Falsafah lamak dek awak katuju dek urang adalah ungkapan yang sangat bijaksana agar konflik atas perbedaan rasial tidak mencuat ke permukaan. Agaknya dapat dikatakan sebagai ungkapan antisipasi untuk mencegah konflik rasial dan merawat keberagaman. Falsafah ini sebagai kontiunitas atas firman tuhan yang mengehendaki keragaman itu sendiri. Penulis memandang keragaman sebagai hal yang inheren dalam kehidupan manusia.

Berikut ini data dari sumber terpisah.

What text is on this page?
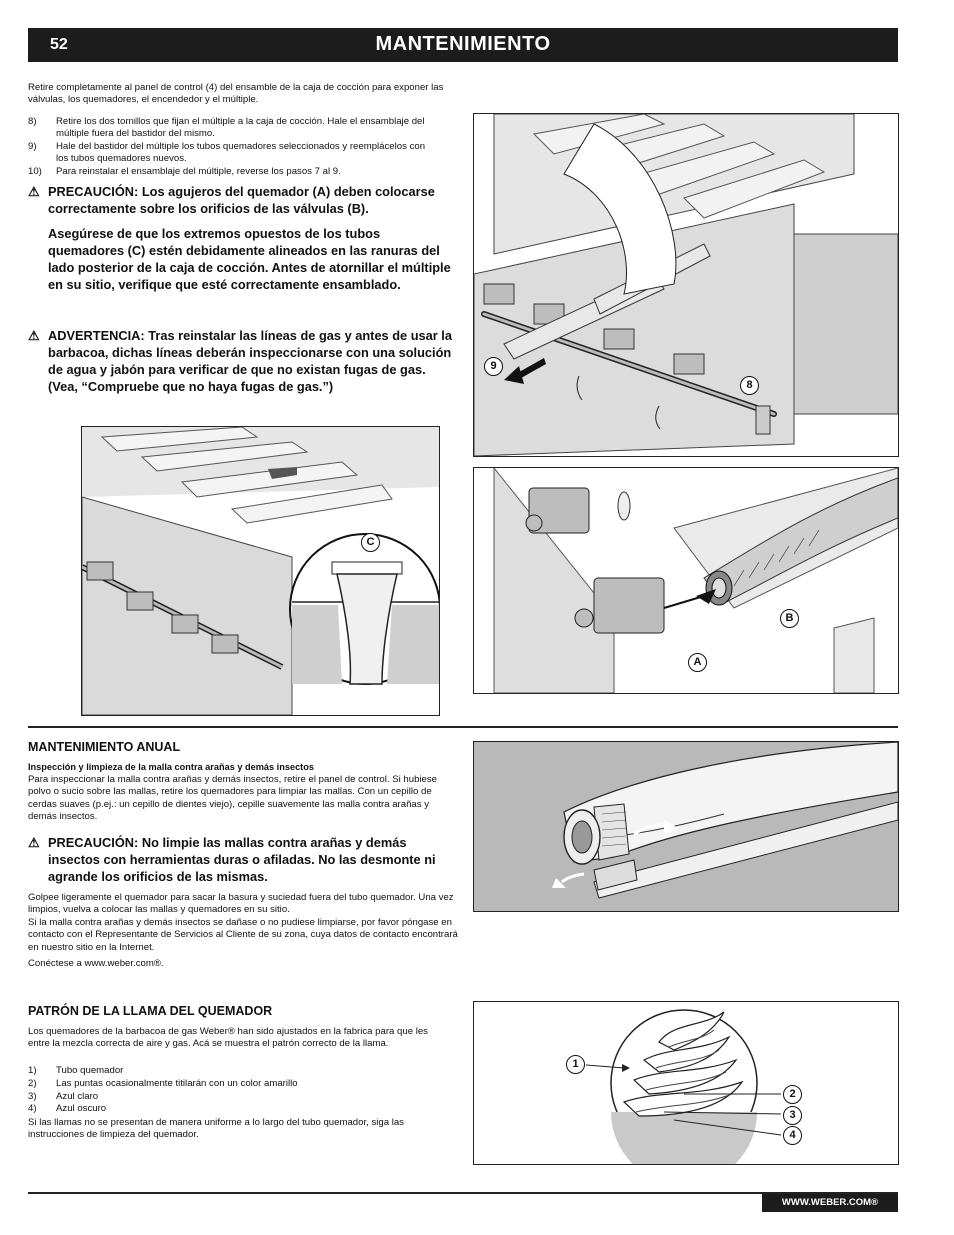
52	MANTENIMIENTO

Retire completamente al panel de control (4) del ensamble de la caja de cocción para exponer las válvulas, los quemadores, el encendedor y el múltiple.

8) Retire los dos tornillos que fijan el múltiple a la caja de cocción. Hale el ensamblaje del múltiple fuera del bastidor del mismo.
9) Hale del bastidor del múltiple los tubos quemadores seleccionados y reemplácelos con los tubos quemadores nuevos.
10) Para reinstalar el ensamblaje del múltiple, reverse los pasos 7 al 9.
⚠ PRECAUCIÓN: Los agujeros del quemador (A) deben colocarse correctamente sobre los orificios de las válvulas (B).
Asegúrese de que los extremos opuestos de los tubos quemadores (C) estén debidamente alineados en las ranuras del lado posterior de la caja de cocción. Antes de atornillar el múltiple en su sitio, verifique que esté correctamente ensamblado.
⚠ ADVERTENCIA: Tras reinstalar las líneas de gas y antes de usar la barbacoa, dichas líneas deberán inspeccionarse con una solución de agua y jabón para verificar de que no existan fugas de gas. (Vea, “Compruebe que no haya fugas de gas.”)
9
8
C
B
A
MANTENIMIENTO ANUAL

Inspección y limpieza de la malla contra arañas y demás insectos

Para inspeccionar la malla contra arañas y demás insectos, retire el panel de control. Si hubiese polvo o sucio sobre las mallas, retire los quemadores para limpiar las mallas. Con un cepillo de cerdas suaves (p.ej.: un cepillo de dientes viejo), cepille suavemente las malla contra arañas y demás insectos.

⚠ PRECAUCIÓN: No limpie las mallas contra arañas y demás insectos con herramientas duras o afiladas. No las desmonte ni agrande los orificios de las mismas.

Golpee ligeramente el quemador para sacar la basura y suciedad fuera del tubo quemador. Una vez limpios, vuelva a colocar las mallas y quemadores en su sitio.

Si la malla contra arañas y demás insectos se dañase o no pudiese limpiarse, por favor póngase en contacto con el Representante de Servicios al Cliente de su zona, cuya datos de contacto encontrará en nuestro sitio en la Internet.

Conéctese a www.weber.com®.

PATRÓN DE LA LLAMA DEL QUEMADOR

Los quemadores de la barbacoa de gas Weber® han sido ajustados en la fabrica para que les entre la mezcla correcta de aire y gas. Acá se muestra el patrón correcto de la llama.

1) Tubo quemador
2) Las puntas ocasionalmente titilarán con un color amarillo
3) Azul claro
4) Azul oscuro

Si las llamas no se presentan de manera uniforme a lo largo del tubo quemador, siga las instrucciones de limpieza del quemador.

1
2
3
4
WWW.WEBER.COM®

Oleh karenanya merawat keberagaman diperlukan pemahaman antara masyarakat terhadap perbedaan yang terdapat pada masyarakat yang lain. Dibutuhkan kesadaran bersama menghidupkan dan menerjemahkan lebih luas diskursus falsafah lamak dek awak katuju dek urang dalam berbagai dimensi ruang dan waktu.
Falsafah lamak dek awak katuju dek urang ditilik dengan kacamata spritualitas adalah spritualitas garam yang memengaruhi tanpa warna namun memberikan asin yang efektif, memberikan jalan keluar tentang persoalan rasial yang kerap menimbulkan konflik.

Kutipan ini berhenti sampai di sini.